Defensible Posture - Part 2

Cyber Kill Chain

In Defensible Security Posture – Part 1 we introduced the concept of the Cyber Kill Chain. As a recap, a “kill chain” describes the progression an attacker follows when planning and executing an attack against a target. Understanding the signature of an APT helps align defensive capabilities, i.e., to identify security controls and actions that can be implemented or improved to detect, deny, and contain an attack scenario.

Cyber Kill Chain

The APT Signature and Cyber Kill Chain

A complex incident may involve multiple kill chains with different objectives that map to various phases of the attack. For example, reconnaissance is performed to assess target feasibility to develop an attack plan. Attackers may also perform further reconnaissance after gaining an initial footprint into the internal network to revise strategy for lateral movement and persistence.

Defensible Actions Matrix

In this Defensible Security Posture – Part 2 blog we provide a case study that makes use of the Defensible Actions Matrix and offers some defensive practical best-practices. The basic idea of a Defensible Security Posture is that you aren’t striving for an absolute, but rather for a position (or posture) that is able to be defended even when it’s infiltrated. Common factors associated with APT attacks include the following:

  • Sudden increases in network traffic, outbound transfers
  • Unusual patterns of activity, such as large transfers of data outside normal office hours or to unusual locations
  • Repeated queries to dynamic DNS names
  • Unusual searches of directories and files of interest to an attacker, e.g., searches of source code repositories
  • Unrecognized, large outbound files that have been compressed, encrypted password-protected
  • Detection of communications to/from bogus IP addresses
  • External accesses that do not use local proxies or requests containing API calls
  • Unexplained changes in the configurations of platforms, routers or firewalls
  • Increased volume of IDS events/alerts

The more detailed Detection Framework, presented in APT Detection Framework is used to analyze the potential attack scenarios based upon a threat/risk profile to more definitively identify the above factors, as well as any detection gaps while the Defensible Actions Matrix summarizes it based on actions/controls.

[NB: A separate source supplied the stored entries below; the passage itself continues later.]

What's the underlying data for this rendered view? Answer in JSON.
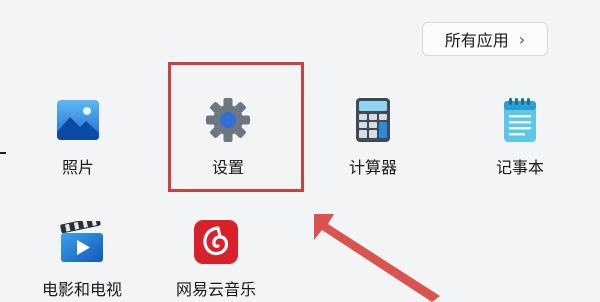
{
  "all_apps_button": {
    "label": "所有应用",
    "chevron": "›"
  },
  "apps": [
    {
      "id": "photos",
      "label": "照片",
      "icon": "photos-icon"
    },
    {
      "id": "settings",
      "label": "设置",
      "icon": "gear-icon"
    },
    {
      "id": "calculator",
      "label": "计算器",
      "icon": "calculator-icon"
    },
    {
      "id": "notepad",
      "label": "记事本",
      "icon": "notepad-icon"
    },
    {
      "id": "movies",
      "label": "电影和电视",
      "icon": "movies-tv-icon"
    },
    {
      "id": "netease",
      "label": "网易云音乐",
      "icon": "netease-music-icon"
    }
  ],
  "colors": {
    "highlight": "#c8413f",
    "arrow": "#d9534f",
    "accent": "#0078d4"
  }
}
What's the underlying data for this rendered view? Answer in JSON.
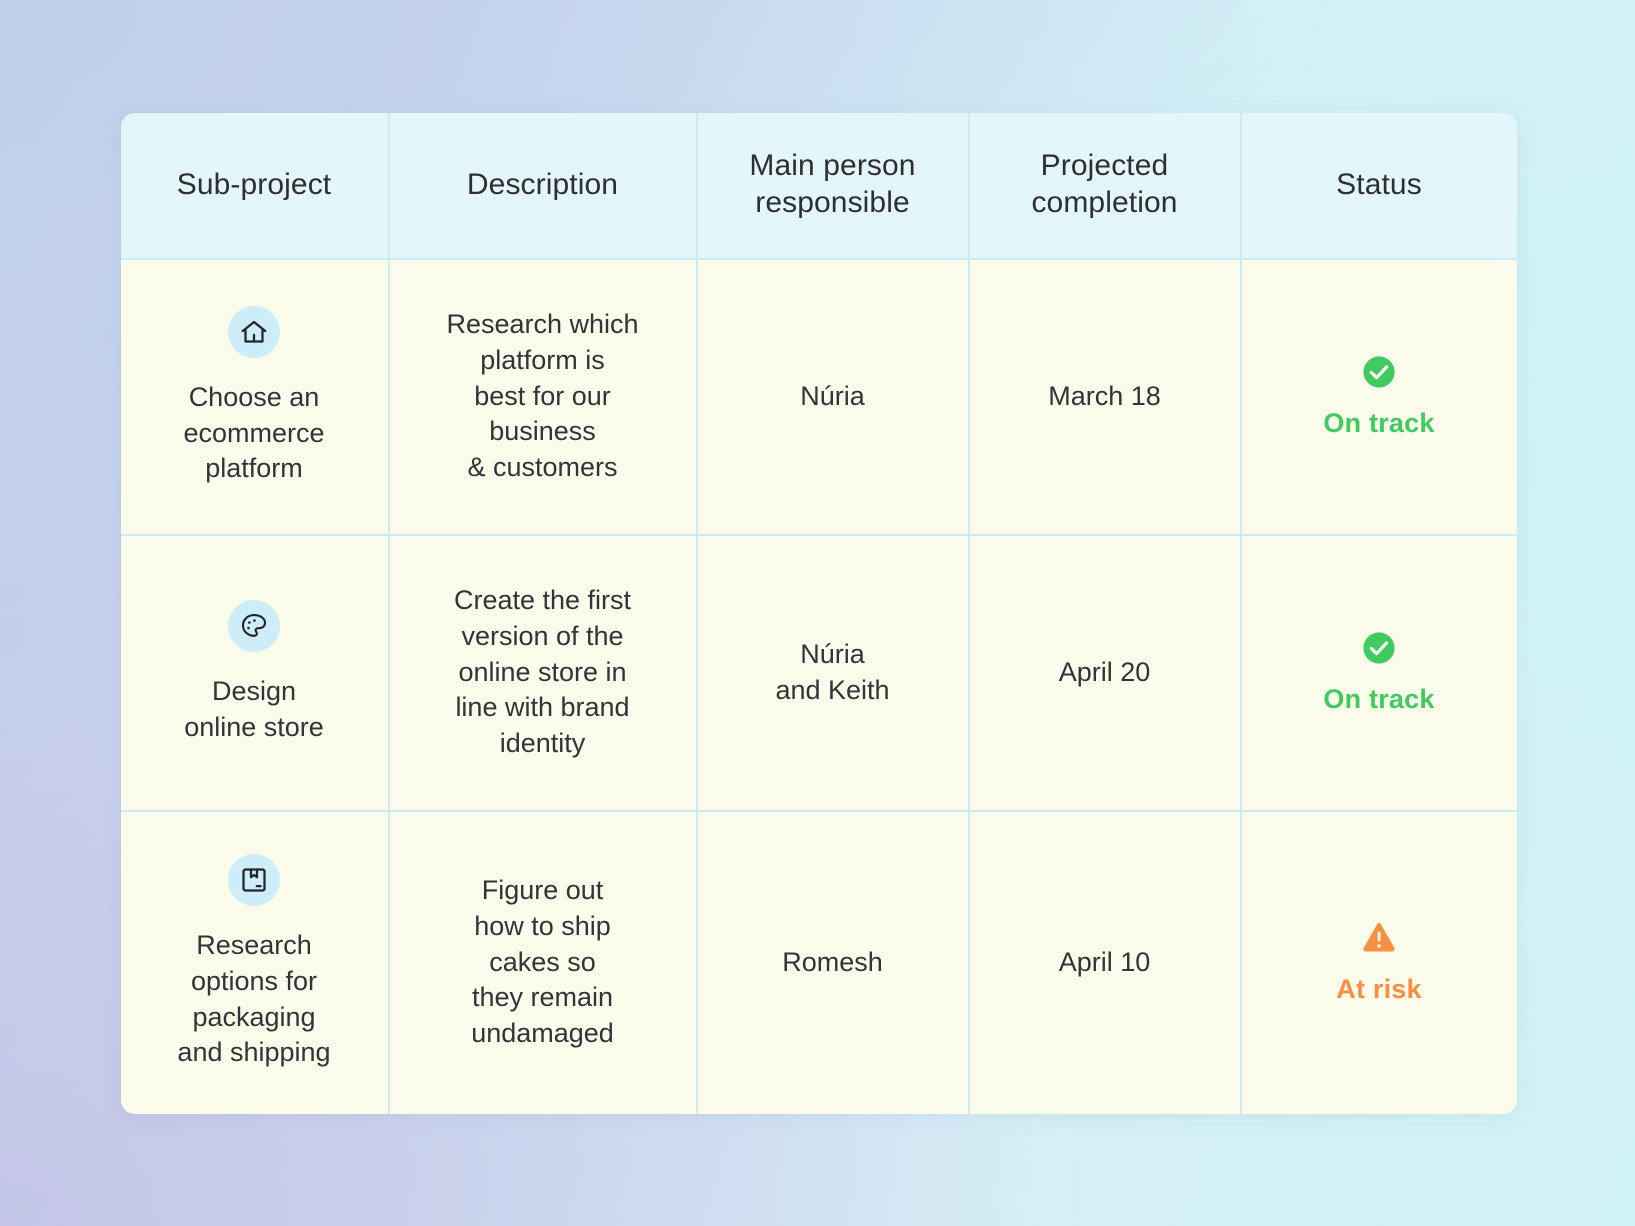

The following example depicts a sample actions matrix using the actions of detect, deny, disrupt, degrade [optional], deceive [optional], and contain. Documenting the capabilities defenders can employ in this matrix as a worksheet enables organizations to quickly assess their Defensible Security Posture as well as identify any gaps or needed compensating controls.

Kill Chain Actions 2

Example Defensible Actions Matrix

Evolving Industry Best-Practices

In order to provide a foundation for the Defensible Actions Matrix we offer a sampling of defensive APT-aligned practical best-practices as an example. These will be expanded upon as a more complete APT Best-Practices framework and evolution in future blogs.

Industry Best Practices

Organizations should use a comprehensive programmatic approach, no one single technology will stop advanced attacks, even products specifically targeted at advanced forms of attack. Ongoing integration and sharing of security intelligence among disparate security
technologies and other external organizations should be a security program goal (see: APT Threat Analytics).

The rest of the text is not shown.